2.2 L'auteur dit qu'après la mort de M. Aúreo Pérez Arévalo, il a déposé
plainte auprès du parquet et du juge d'instruction de la deuxième circonscription
qui se sont immédiatement saisis de l'affaire. Or, dans un rapport du 15
octobre 1991, les Services de conseil juridique de l'état-major général
de la police nationale affirmaient que le juge d'instruction de Trujillo
ne s'était pas saisi de l'affaire parce que le procureur provincial qui
était de service n'avait pas établi le dossier et que, de plus, les faits
montraient que l'affaire relevait de la juridiction administrative et non
pas judiciaire.
2.3 Le 16 octobre 1991, par décision administrative, l'auteur a été démis
de ses fonctions à titre de mesure disciplinaire, après 26 ans de service
(1). Cette décision reposait sur un rapport daté du 8 octobre 1991
qui exposait des conclusions fondées sur un procès-verbal de police lequel,
d'après l'auteur, n'a jamais existé, et sur un deuxième rapport disciplinaire
daté du 16 octobre 1991, dans lequel l'auteur était accusé d'avoir enfreint
l'article 84.C.6 du règlement disciplinaire; or, d'après l'auteur, cet article
vise un cas différent.
2.4 Ce même jour, l'auteur a été arrêté, sans mandat judiciaire et sans
qu'il y ait flagrant délit; il a été conduit à Lima où on l'a obligé à participer
à une conférence de presse. L'auteur affirme que ni la juridiction ordinaire
ni la juridiction militaire ne lui avait imputé la moindre négligence dans
l'exercice de ses fonctions ni la moindre responsabilité pénale ni une autre
infraction pénale, à la suite du décès de M. Pérez Arévalo, raison pour
laquelle il n'a pas été jugé ni condamné.

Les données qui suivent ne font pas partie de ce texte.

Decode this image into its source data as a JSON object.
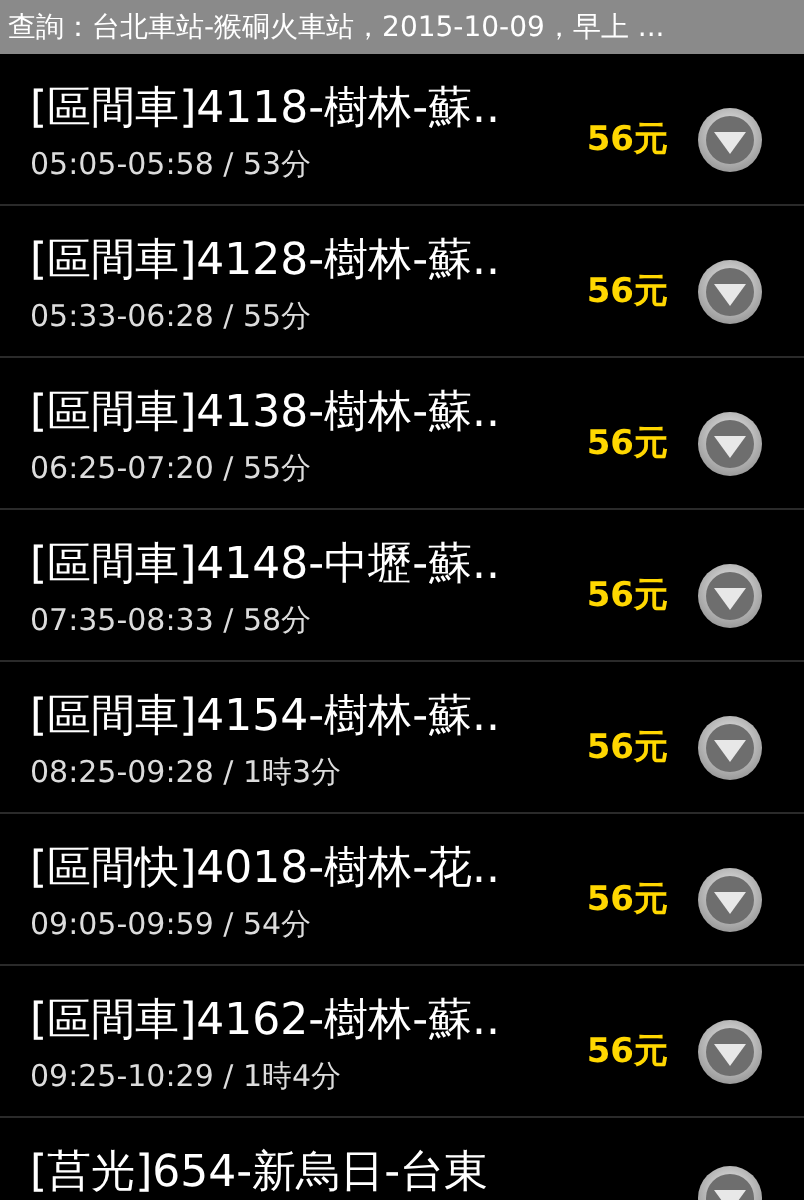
{
  "header": {
    "title": "查詢：台北車站-猴硐火車站，2015-10-09，早上 ..."
  },
  "trains": [
    {
      "title": "[區間車]4118-樹林-蘇..",
      "time": "05:05-05:58 / 53分",
      "price": "56元"
    },
    {
      "title": "[區間車]4128-樹林-蘇..",
      "time": "05:33-06:28 / 55分",
      "price": "56元"
    },
    {
      "title": "[區間車]4138-樹林-蘇..",
      "time": "06:25-07:20 / 55分",
      "price": "56元"
    },
    {
      "title": "[區間車]4148-中壢-蘇..",
      "time": "07:35-08:33 / 58分",
      "price": "56元"
    },
    {
      "title": "[區間車]4154-樹林-蘇..",
      "time": "08:25-09:28 / 1時3分",
      "price": "56元"
    },
    {
      "title": "[區間快]4018-樹林-花..",
      "time": "09:05-09:59 / 54分",
      "price": "56元"
    },
    {
      "title": "[區間車]4162-樹林-蘇..",
      "time": "09:25-10:29 / 1時4分",
      "price": "56元"
    },
    {
      "title": "[莒光]654-新烏日-台東"
    }
  ]
}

2.5 Le 25 octobre 1991, les Services de conseil juridique de la Direction
générale de la police nationale du Pérou ont rendu une décision concluant
que l'auteur, en sa qualité de chef de la Brigade des stupéfiants, aurait
dû informer son supérieur hiérarchique de l'arrestation de Aúreo Pérez Arévalo
pour trafic de drogues et ne l'avait pas fait. Toutefois, l'auteur affirme
que dans le rapport de la Direction départementale de la police de Trujillo,
daté du 1er octobre 1991, le supérieur hiérarchique était immédiatement
et dûment informé de l'arrestation des suspects pour trafic de stupéfiants.
De même, par un communiqué daté du 4 octobre 1991, la Direction générale
de la police nationale informait le Ministère de l'intérieur de l'arrestation,
entre autres suspects, de Aúreo Pérez Arévalo.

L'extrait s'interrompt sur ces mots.